Despite that initial formulation of my misgivings, as I sat there in my Oxford home with Fadia, I also felt a kindling of will , a new desire to accept the opening, the further step of establishment, which I had convinced myself Fadia was about to offer.
‘I missed my period,’ she said in an unemotional way. ‘I bought a test kit, one of those horrible plastic things, and then I went to a doctor at a clinic in Reading. I couldn’t go to the College doctor, and I didn’t want to risk a clinic in Oxford or London in case someone saw me. The doctor in Reading confirmed it. It’s still early, but there’s no doubt. Do you understand?’
The sudden fillip of joy I felt in my chest seemed out of synch with her tone. There was no smile on her face, no great happiness. What had happened was a complication in her plans, I understood that much, and one requiring more than the usual care to negotiate. I wanted to handle it correctly, to make right what I had made wrong in the first place. We had used protection, but these things happen. Meredith, in fact, had been conceived under similar circumstances. I understood that Fadia did not want me to question her assumption of my paternity. She was not, I believed, the kind of woman who had many partners. Certainly I had seen no evidence of other romantic entanglements.
‘So what does this mean? I don’t want to presume a greater role than you’d like me to take.’
‘I wanted to ask what you think. That’s why I’m here.

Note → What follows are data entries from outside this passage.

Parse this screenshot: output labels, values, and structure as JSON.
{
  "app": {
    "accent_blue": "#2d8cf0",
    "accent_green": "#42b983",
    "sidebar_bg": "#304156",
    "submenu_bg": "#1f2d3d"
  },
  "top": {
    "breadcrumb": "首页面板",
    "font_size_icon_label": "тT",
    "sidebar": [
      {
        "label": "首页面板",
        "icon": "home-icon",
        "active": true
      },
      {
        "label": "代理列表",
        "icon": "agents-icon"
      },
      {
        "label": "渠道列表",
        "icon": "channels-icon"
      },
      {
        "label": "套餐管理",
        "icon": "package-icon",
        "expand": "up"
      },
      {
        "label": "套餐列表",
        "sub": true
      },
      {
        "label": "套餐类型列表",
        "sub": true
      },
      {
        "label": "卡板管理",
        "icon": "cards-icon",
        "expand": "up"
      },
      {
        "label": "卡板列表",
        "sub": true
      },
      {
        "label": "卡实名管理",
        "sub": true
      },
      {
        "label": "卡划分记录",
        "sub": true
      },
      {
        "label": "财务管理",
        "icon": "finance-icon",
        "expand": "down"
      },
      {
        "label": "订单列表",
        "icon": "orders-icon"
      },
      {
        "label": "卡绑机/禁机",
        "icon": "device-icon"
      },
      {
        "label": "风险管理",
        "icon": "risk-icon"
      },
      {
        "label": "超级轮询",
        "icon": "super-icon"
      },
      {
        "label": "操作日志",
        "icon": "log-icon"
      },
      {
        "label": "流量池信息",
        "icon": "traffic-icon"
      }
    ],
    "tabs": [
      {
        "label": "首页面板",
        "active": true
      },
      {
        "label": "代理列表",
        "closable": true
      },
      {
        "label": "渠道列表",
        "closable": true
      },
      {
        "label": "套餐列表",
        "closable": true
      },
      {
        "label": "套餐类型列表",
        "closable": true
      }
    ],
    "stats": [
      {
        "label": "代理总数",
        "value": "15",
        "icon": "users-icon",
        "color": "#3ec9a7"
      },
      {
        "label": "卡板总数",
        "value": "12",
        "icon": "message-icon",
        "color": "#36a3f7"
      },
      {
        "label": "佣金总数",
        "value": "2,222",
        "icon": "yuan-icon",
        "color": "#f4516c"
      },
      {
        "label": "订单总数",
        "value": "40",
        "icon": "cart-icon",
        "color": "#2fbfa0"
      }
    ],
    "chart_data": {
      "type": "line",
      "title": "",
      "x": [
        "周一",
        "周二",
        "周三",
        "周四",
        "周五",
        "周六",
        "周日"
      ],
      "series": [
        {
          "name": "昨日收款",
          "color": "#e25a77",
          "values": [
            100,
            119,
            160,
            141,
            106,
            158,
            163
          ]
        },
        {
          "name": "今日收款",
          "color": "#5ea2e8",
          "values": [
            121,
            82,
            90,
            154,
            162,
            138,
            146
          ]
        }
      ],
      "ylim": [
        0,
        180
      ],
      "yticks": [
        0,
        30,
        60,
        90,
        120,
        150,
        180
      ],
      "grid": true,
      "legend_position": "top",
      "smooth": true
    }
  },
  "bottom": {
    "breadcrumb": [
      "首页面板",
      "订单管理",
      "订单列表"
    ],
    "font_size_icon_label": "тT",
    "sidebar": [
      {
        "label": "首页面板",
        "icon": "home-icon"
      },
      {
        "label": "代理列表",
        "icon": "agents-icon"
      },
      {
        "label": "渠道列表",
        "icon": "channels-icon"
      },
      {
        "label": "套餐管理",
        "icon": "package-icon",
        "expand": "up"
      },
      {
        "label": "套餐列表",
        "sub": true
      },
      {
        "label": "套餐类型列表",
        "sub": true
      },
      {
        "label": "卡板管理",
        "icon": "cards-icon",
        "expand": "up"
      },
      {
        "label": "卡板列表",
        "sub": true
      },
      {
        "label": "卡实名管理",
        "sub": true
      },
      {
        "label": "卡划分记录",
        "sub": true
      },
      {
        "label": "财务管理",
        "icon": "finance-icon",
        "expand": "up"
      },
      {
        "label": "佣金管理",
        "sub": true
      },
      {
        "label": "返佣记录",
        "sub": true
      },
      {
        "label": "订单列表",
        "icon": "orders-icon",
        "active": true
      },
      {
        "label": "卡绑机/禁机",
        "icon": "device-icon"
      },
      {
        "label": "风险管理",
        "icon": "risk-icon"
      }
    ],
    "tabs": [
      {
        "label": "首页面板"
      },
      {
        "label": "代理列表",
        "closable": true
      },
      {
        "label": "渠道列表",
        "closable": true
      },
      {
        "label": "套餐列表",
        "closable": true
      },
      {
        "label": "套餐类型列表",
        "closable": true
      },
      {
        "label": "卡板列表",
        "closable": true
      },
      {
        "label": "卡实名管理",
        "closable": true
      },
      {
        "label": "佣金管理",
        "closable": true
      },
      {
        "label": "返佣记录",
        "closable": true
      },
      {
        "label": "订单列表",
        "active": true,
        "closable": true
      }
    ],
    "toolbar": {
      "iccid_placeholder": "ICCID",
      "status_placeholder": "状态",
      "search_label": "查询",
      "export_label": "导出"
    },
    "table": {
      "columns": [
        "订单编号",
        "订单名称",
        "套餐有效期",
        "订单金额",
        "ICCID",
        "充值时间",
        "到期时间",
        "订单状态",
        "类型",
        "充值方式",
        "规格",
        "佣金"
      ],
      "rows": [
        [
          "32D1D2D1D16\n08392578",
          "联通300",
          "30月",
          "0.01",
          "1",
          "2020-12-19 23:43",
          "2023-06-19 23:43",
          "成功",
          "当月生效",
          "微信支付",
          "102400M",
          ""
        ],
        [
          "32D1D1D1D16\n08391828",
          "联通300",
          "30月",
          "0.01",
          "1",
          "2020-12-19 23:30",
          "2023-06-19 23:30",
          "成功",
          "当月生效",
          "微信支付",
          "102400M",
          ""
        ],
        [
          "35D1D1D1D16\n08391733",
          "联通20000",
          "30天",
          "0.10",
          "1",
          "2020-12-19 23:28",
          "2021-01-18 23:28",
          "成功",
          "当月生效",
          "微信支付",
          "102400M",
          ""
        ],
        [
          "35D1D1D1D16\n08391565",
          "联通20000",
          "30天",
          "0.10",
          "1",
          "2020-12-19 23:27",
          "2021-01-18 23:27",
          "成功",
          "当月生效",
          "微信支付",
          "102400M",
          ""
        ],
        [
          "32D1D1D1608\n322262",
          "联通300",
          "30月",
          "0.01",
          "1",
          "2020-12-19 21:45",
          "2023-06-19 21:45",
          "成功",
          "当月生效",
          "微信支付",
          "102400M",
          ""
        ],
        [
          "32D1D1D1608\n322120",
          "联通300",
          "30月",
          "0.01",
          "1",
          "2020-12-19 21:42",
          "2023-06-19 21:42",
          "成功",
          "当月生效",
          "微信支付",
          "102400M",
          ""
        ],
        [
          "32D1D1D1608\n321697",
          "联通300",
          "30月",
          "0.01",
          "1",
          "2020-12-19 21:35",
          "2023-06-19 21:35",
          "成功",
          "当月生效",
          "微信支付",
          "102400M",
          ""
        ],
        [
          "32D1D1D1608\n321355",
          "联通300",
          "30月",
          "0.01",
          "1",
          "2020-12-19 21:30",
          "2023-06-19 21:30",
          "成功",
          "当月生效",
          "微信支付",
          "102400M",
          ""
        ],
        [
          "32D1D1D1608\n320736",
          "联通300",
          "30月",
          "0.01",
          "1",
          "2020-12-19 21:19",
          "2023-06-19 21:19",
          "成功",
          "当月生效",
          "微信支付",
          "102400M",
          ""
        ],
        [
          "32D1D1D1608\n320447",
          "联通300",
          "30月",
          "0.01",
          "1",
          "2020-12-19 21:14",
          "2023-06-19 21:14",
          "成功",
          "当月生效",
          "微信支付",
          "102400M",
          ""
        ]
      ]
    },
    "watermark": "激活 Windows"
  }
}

If it were straightforward in my own mind, one way or another, then, forgive me, I might have chosen not to involve you, depending on the decision of course.’
‘Is it rude of me to ask if you want to keep it?’
‘Yes, I suppose it is rude in a way, but I appreciate the frankness. The answer is that I don’t know. I haven’t decided. I wasn’t planning on having a child now, but I do want children, it’s just that I imagined having children with a husband and being a few years older, maybe even a decade older, after I’d had time to establish my career and do a little more living.’
‘We could get married.’
She smiled, indulging me for a moment. ‘The fact is, as much as I like you, Jeremy, and as much as I find you attractive, and I don’t regret what happened between us, I can’t imagine being married to you. I hope that doesn’t offend you too much.’
Of course I was disappointed, but I tried not to show it. ‘The age difference, for one, and I suppose — I mean, we come from very different places. The cultural gulf. .’
‘Yes, those things would be difficult. My father, and my brother, if he ever comes back into my life, it would be impossible for them to understand, even though my father has always been quite secular. When I was little it felt like he was spending more time drinking and playing squash at the Gezira Club than he did at work. He is very liberal in many ways, I mean in the way he lives his life, not in what he believes, and on this point he would not be understanding, I feel certain. Even my mother would be difficult.’